Que suivre en premier

Ne suivez pas tout. Commencez par les documents à fort enjeu : propositions commerciales, contrats, rapports, supports de formation et grilles tarifaires. Autrement dit, les contenus pour lesquels savoir qui s’est engagé, ou non, change réellement votre prochaine action.

Les notes internes et les documents sans grand enjeu ? Cela ne mérite probablement pas cet effort. Réservez le suivi aux contenus dont les données éclairent une décision.

Vue d’ensemble

Passer des PDF en pièces jointes à des liens suivis demande peu d’efforts, mais change beaucoup de choses. Le contenu envoyé reste le même. Ce qui change, c’est ce que vous savez après l’envoi.

Dès que vous voyez qui lit vos documents et comment, vous cessez de deviner. Vous relancez les bonnes personnes au bon moment. Vous corrigez les contenus qui ne fonctionnent pas. Et vous cessez de poursuivre ceux qui n’ont jamais été intéressés.


À lire également :

FAQs

Le suivi des PDF fonctionne-t-il avec les pièces jointes aux e-mails ?

Non. Vous devez partager un lien au lieu de joindre le fichier. Le lien ouvre le document dans un navigateur, où les consultations peuvent être suivies.

Les lecteurs peuvent-ils savoir qu’ils sont suivis ?

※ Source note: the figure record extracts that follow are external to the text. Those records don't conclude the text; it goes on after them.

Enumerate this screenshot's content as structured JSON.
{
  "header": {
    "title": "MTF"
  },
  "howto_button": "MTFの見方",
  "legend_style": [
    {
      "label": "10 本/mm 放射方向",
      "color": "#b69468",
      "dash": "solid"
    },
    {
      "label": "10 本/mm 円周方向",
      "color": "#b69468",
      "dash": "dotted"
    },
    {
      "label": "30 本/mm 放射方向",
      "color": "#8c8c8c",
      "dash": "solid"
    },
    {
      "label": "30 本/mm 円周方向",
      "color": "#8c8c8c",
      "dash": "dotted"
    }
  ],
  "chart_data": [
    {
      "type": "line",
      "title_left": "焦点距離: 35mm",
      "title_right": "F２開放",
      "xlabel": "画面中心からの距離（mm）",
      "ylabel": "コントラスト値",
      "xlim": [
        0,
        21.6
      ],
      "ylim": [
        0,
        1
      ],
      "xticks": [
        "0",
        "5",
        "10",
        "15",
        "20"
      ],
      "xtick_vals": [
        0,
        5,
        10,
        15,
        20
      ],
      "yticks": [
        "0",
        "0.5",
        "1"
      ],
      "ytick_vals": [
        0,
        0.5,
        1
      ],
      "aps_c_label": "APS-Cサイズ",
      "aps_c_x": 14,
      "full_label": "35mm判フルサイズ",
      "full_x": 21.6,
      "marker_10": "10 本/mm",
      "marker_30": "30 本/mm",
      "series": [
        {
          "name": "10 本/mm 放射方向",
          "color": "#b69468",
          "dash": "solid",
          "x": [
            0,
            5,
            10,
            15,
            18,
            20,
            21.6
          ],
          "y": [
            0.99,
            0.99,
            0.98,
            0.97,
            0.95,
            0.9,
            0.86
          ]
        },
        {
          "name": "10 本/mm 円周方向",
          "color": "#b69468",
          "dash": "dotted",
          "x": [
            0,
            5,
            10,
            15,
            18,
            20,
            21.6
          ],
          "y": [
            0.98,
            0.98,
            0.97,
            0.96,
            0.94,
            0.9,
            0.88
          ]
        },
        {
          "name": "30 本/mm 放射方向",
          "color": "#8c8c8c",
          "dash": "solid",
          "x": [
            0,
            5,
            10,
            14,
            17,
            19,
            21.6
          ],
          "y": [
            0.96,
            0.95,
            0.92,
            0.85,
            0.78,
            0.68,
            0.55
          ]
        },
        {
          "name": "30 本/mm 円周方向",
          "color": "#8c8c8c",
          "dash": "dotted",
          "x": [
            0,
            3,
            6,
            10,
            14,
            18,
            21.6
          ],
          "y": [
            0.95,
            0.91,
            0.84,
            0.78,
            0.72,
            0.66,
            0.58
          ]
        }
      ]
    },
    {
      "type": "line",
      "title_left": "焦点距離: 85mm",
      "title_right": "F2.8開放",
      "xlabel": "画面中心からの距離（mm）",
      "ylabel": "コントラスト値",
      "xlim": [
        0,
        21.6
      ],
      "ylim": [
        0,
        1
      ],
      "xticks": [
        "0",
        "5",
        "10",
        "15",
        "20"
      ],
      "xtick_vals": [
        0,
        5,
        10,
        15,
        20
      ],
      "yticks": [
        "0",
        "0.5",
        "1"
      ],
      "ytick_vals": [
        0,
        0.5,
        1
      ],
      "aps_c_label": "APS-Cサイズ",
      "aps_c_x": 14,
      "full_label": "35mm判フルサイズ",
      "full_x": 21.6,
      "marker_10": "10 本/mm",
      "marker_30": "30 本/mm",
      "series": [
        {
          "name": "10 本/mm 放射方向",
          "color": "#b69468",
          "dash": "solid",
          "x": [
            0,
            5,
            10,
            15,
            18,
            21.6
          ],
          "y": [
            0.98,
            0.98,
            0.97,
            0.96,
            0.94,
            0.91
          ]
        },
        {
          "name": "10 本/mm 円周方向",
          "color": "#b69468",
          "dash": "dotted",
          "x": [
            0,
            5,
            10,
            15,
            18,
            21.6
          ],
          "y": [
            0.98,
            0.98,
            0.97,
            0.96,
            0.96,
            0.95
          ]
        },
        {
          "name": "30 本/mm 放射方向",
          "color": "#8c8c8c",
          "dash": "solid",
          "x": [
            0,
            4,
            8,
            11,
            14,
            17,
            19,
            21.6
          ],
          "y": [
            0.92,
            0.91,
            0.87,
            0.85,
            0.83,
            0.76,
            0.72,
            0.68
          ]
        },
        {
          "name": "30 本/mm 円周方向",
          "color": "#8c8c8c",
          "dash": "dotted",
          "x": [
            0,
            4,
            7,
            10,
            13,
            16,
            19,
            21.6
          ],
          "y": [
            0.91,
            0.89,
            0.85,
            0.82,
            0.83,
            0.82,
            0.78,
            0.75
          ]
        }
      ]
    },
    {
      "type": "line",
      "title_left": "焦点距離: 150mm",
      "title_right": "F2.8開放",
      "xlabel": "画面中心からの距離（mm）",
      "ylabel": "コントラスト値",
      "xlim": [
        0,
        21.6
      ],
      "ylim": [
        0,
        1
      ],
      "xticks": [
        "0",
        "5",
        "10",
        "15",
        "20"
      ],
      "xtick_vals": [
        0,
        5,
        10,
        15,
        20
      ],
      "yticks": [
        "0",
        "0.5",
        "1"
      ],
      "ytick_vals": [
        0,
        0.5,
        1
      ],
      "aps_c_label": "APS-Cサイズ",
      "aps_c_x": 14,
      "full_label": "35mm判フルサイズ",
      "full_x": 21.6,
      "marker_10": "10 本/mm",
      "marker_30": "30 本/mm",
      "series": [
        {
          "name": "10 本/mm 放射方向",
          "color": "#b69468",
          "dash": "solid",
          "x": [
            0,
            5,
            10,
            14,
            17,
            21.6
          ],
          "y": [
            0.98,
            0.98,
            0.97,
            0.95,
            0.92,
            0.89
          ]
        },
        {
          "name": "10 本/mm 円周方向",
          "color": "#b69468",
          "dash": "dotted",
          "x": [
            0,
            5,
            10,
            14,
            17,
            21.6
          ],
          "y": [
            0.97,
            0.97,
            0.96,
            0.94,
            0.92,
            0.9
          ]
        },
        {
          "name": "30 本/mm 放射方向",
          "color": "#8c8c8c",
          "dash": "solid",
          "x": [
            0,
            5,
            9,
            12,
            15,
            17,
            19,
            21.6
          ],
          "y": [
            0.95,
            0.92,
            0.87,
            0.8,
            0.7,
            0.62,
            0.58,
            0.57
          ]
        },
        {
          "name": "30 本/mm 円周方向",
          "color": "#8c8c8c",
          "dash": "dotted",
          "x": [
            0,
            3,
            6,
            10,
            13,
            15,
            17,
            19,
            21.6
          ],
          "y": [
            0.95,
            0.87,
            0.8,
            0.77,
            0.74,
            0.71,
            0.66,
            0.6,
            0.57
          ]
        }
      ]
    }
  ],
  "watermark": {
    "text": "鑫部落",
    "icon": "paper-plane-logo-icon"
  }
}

En général, non. L’expérience ressemble à l’ouverture d’un document ordinaire dans un navigateur. Certaines plateformes ajoutent un petit pied de page ou leur marque, mais aucune fenêtre ne s’affiche pour annoncer que la personne est suivie.

Le suivi des documents est-il légal ?

Oui. Vous suivez les visites de votre propre contenu hébergé, comme n’importe quel site web suit ses pages vues. C’est une pratique courante dans la vente, le marketing et les ressources humaines.

Quelle est la différence entre le suivi d’ouverture des e-mails et le suivi des documents ?

Le suivi d’ouverture d’un e-mail utilise un pixel qui se déclenche lorsque le message est ouvert, mais il ne permet pas de savoir ce qui a été lu. Le suivi d’un document montre l’engagement page par page, le temps passé et les visites ultérieures.

Les outils de suivi de documents sont-ils payants ?

La plupart proposent une offre gratuite qui couvre le suivi de base. Les offres payantes ajoutent des fonctionnalités telles que les statistiques d’équipe, les intégrations CRM et les liens protégés par mot de passe.